Phase III trials such as this one are rarely stopped in the middle of the trial because a drug proves so effective. However, that’s exactly what happened in this trial. Researchers stopped the trial early because the results were so positive.
The University of North Carolina’s Professor Myron Cohen said the researching team burst into tears of joy when told of the success of the trial.
“Every six months we meet with the oversight board and every one of those meetings is incredibly dramatic. You know, they can go either way. So it was a really tearful moment when they requested the study be stopped because of a positive result,” Cohen said. “We have 4,500 study subjects at 44 sites around the world. They have been wonderful and willing to let themselves participate in this study. So, it was a very moving moment. Everyone on the call just jumped out of their chairs and were like: ‘yeah!'”
Cabotegravir’s 69% advantage fell just short of statistical significance, meaning, from a technical standpoint, the study found that cabotegravir was equally as effective as Truvada. However, these results are still important because receiving one injection every eight weeks is a much easier medication regimen to adhere to than taking pills every day.

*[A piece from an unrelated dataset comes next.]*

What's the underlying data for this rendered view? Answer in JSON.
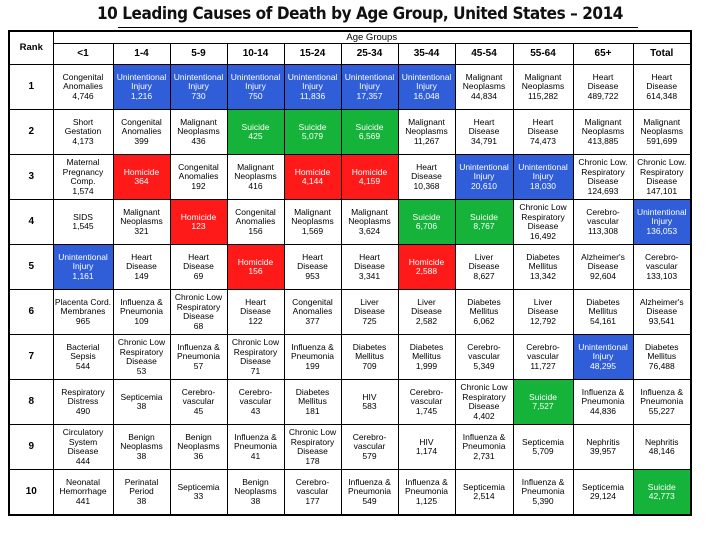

“If approved, this long-acting injectable has the potential to be a game-changer for HIV prevention by reducing the frequency of dosing from 365 days to six times per year,” said Smith.
The study involved approximately 4,600 men and transgender women who have sex with men. 12 people (0.38%) in the cabotegravir arm of the study were infected with HIV compared to 50 people (1.21%) in the Truvada arm. Adherence to the medication regimen in the Truvada was high: Truvada was detected in 87% of all Truvada arm samples tested.
Participants in the cabotegravir arm had cabotegravir injected into the muscle every eight weeks and were given placebo pills to take daily. Participants in the Truvada arm took Truvada orally every day and were given placebo injections every eight weeks.